モンスターハウスというのは、そういう名前の魔物だそうだ。
家に擬態しているわけではなく、家そのものの魔物。
自分の中に入って来た人を捕食するそうだ。
本来ならば冒険者ギルドへ依頼を出すのだが、間違って教会に依頼が来てしまった。
これは教会が行う浄化に関係する話。
呪われた家や、レイスなどの悪霊が取り憑いた家を浄化するのは神聖魔法を使える教会の役目。
今回の依頼主はその区分けを知らず、誤って教会に依頼した。
教会が調査した結果、モンスターハウスだということが判明。
今日にでも冒険者ギルドに回す予定だったそうだ。
危なかった。
そう僕はここに、このモンスターハウスに住もうと考えている。
というのも話を聞けばこのモンスターハウス、被害らしい被害が出ていないのだ。
さっきも言ったように、モンスターハウスは中に入ってきた人を捕食する魔物だ。
にもかかわらず、今までこのモンスターハウスに捕食された人はいない。
人が入っても驚かされて出てくるだとか、夜な夜な君の悪い声がするとか、子供が誤って入ったら大変だとか、その程度の話だ。
つまりまだ誰も危険な目には合っていない。
これは本来ありえないことなのだと司教は言っていた。
モンスターハウスが中に入った者を無傷で帰すなど聞いたこともないと。
それ故に対応も後回しになっていたそうだ。
まずは調査してからという感じ。
けれどもし、このモンスターハウスが人をわざと無傷で帰しているのだとしたら。
考えられるのはいくつかある。
まず一つ目。
これが最も大きい可能性と言われたけど。
ある程度の知能があり、自分の討伐依頼が出されるのを防ぐためだ。
まぁ実際討伐依頼は出されてしまうからそれほど賢くはないということ。
もう一つ。
人を捕食することをしたくない場合。
理由はわからないけど、このモンスターハウスが人の捕食を嫌っている場合だ。
そして僕は後者の可能性だと信じることにした。
前者であっても、ある程度の知能があるならば問題はない。
知能があるなら、僕のスキルが効果を発揮してくれるはずだ。
僕なら友達になれる筈だ。
そう思って、僕はこのモンスターハウスまで来た。
王都から少し行ったところにある小さい村の外れに、そのモンスターハウスはいた。
外見は普通の西洋館。
しかも結構立派な部類。
獣大陸にある建物は、一部を除き木造が多いので、その存在感はすごい。
そこだけ違う世界であるかのようだ。
そして確かに、うめき声のような声が聞こえてくる。
これがモンスターハウス本人の声なのかどうかはわからない。
「どう思う、ケビン?」
「モンスターハウスは人が生息する場所付近に現れる。

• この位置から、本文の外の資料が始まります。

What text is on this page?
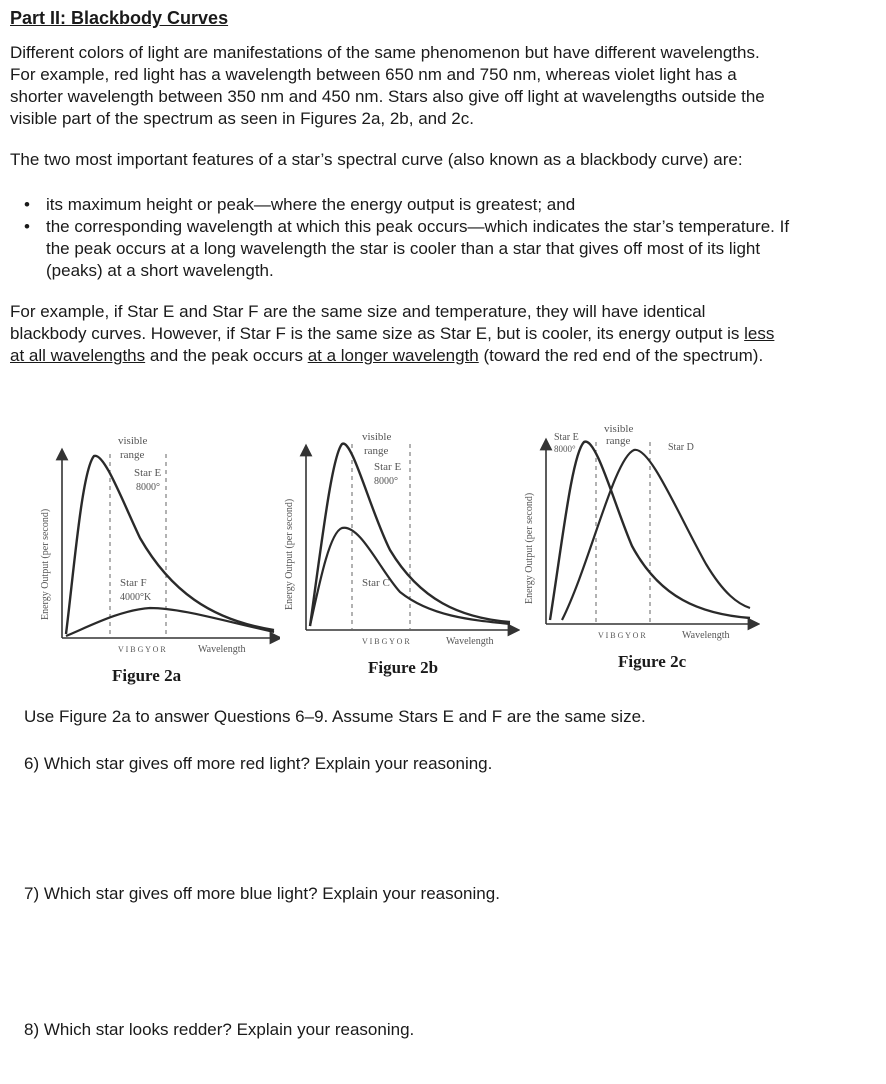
Part II: Blackbody Curves

Different colors of light are manifestations of the same phenomenon but have different wavelengths. For example, red light has a wavelength between 650 nm and 750 nm, whereas violet light has a shorter wavelength between 350 nm and 450 nm. Stars also give off light at wavelengths outside the visible part of the spectrum as seen in Figures 2a, 2b, and 2c.

The two most important features of a star’s spectral curve (also known as a blackbody curve) are:

• its maximum height or peak—where the energy output is greatest; and
• the corresponding wavelength at which this peak occurs—which indicates the star’s temperature. If the peak occurs at a long wavelength the star is cooler than a star that gives off most of its light (peaks) at a short wavelength.

For example, if Star E and Star F are the same size and temperature, they will have identical blackbody curves. However, if Star F is the same size as Star E, but is cooler, its energy output is less at all wavelengths and the peak occurs at a longer wavelength (toward the red end of the spectrum).

Energy Output (per second)
visible
range
Star E
8000°
Star F
4000°K
V I B G Y O R	Wavelength
Figure 2a
Energy Output (per second)
visible
range
Star E
8000°
Star C
V I B G Y O R	Wavelength
Figure 2b
Energy Output (per second)
Star E
8000°
visible
range
Star D
V I B G Y O R	Wavelength
Figure 2c
Use Figure 2a to answer Questions 6–9. Assume Stars E and F are the same size.
6) Which star gives off more red light? Explain your reasoning.
7) Which star gives off more blue light? Explain your reasoning.
8) Which star looks redder? Explain your reasoning.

森に現れたりしないから僕も見るのは初めてだ。けど、モンスターハウスは生まれた近くの建物に似るというのを読んだことがある。獣大陸にある建物がほとんど木造の建物だということを考えると、このモンスターハウスは別の大陸から来たのかも」
人族の大陸か、魔族の大陸か、ってことか。
それは随分と長旅だったんじゃないかな?
「とりあえず入ってみようか?」
「警戒心が全く無い案で本来なら反対すべきなのかもしれないけど、行ってみよう。そうしないとわからないっぽいしね」
「了解」
でも、僕の安全を考えてかフェロンとケビンが先に入り、守ってくれているのかクロが僕の後ろをキョロキョロと見回しながらついてくる。
ビギンは変わらず僕の肩の上だ。
さて、鬼が出るか蛇が出るか。
僕らは口のように開いている扉を通り、モンスターハウスの中へと足を踏み入れた。